I have to admit it's a bit ironic Cypher is willing to obfuscate code here more than necessary but at the same time wanting to simplify its view in other aspects.  Perhaps if there were a more stylistic approach or even multiple approaches to telling the compiler how we want the code implemented Cypher would choose the more esthetic one here as well.

Please don't take any of this personally Cypher as no malice is intended.  I merely am pointing out that regardless of your point of view, others will have a different one.  I seem to remember a saying...

Opinions are lke your backside, everyone has one and they all stink at one time or another (including mine).

Jim Noxon

I must correct my own correction here as in the last section of my previous post I meant to be talking about Norman rather than Cypher.  Again, all in good humor.

Jim Noxon

Jim,

Actually, my post about the syntax to avoid the 32x32 multiply was nothing to do with the side-tracked discussion about pointers and arrays.

It was actually to your response on 28 Mar 2011 3:26 PM with this line:
  result = ((unsigned long)adc_in * (unsigned long)(unsigned int)54067) >> 12;
That odd double cast is documented in spru376. I think only TI compilers recognize this pattern.

In the end, Douglas did not use that syntactic pattern of casting twice.

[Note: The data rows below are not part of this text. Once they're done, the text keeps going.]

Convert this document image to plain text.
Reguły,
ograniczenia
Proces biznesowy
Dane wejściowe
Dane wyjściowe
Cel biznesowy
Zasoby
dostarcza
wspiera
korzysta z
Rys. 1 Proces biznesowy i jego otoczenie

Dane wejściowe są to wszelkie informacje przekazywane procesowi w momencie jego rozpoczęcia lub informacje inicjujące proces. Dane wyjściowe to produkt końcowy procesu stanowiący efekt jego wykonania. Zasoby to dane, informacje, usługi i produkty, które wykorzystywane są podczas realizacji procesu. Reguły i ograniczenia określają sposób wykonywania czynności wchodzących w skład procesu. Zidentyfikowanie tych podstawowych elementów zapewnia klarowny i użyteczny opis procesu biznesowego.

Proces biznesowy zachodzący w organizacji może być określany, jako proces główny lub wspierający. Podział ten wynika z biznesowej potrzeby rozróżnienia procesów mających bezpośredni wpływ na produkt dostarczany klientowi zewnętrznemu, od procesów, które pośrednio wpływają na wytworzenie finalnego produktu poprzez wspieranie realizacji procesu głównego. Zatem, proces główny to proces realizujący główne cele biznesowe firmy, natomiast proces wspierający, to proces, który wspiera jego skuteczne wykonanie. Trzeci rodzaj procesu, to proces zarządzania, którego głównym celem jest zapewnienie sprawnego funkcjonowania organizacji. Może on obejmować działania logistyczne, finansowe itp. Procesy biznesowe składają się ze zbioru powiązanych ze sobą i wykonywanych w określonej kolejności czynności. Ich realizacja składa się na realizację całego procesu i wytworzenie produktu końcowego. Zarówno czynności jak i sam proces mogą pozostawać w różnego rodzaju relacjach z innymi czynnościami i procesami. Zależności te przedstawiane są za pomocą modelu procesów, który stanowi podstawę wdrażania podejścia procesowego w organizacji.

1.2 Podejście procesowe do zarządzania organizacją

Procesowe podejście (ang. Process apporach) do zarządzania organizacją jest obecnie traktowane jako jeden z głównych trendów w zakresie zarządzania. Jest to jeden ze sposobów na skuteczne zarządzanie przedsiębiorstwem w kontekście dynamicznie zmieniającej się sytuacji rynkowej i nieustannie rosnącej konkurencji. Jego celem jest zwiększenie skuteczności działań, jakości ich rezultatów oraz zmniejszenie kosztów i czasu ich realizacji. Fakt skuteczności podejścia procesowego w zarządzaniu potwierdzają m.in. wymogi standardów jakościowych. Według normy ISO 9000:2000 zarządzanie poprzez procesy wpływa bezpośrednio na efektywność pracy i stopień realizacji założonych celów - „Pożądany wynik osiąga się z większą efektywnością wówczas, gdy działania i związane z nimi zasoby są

Indeed this digression has gotten a bit out of hand. Sorry about that.

Cypher Punks said:

Regarding dest[i] = src[i] vs. *pdest++ = *psrc++, it's worth mentioning that these days, most compilers are good enough to convert between the two forms as necessary, so it doesn't really matter which one you use.

You will find that the c55 compiler is not like most.  Slight variations in the source can have significant effect on the code generated.  If benchmarking shows that a particular section of source is taking a lot of cycles, then you might want to examine the mixed source and assembly output of the compiler to adjust your source until more efficient code is generated.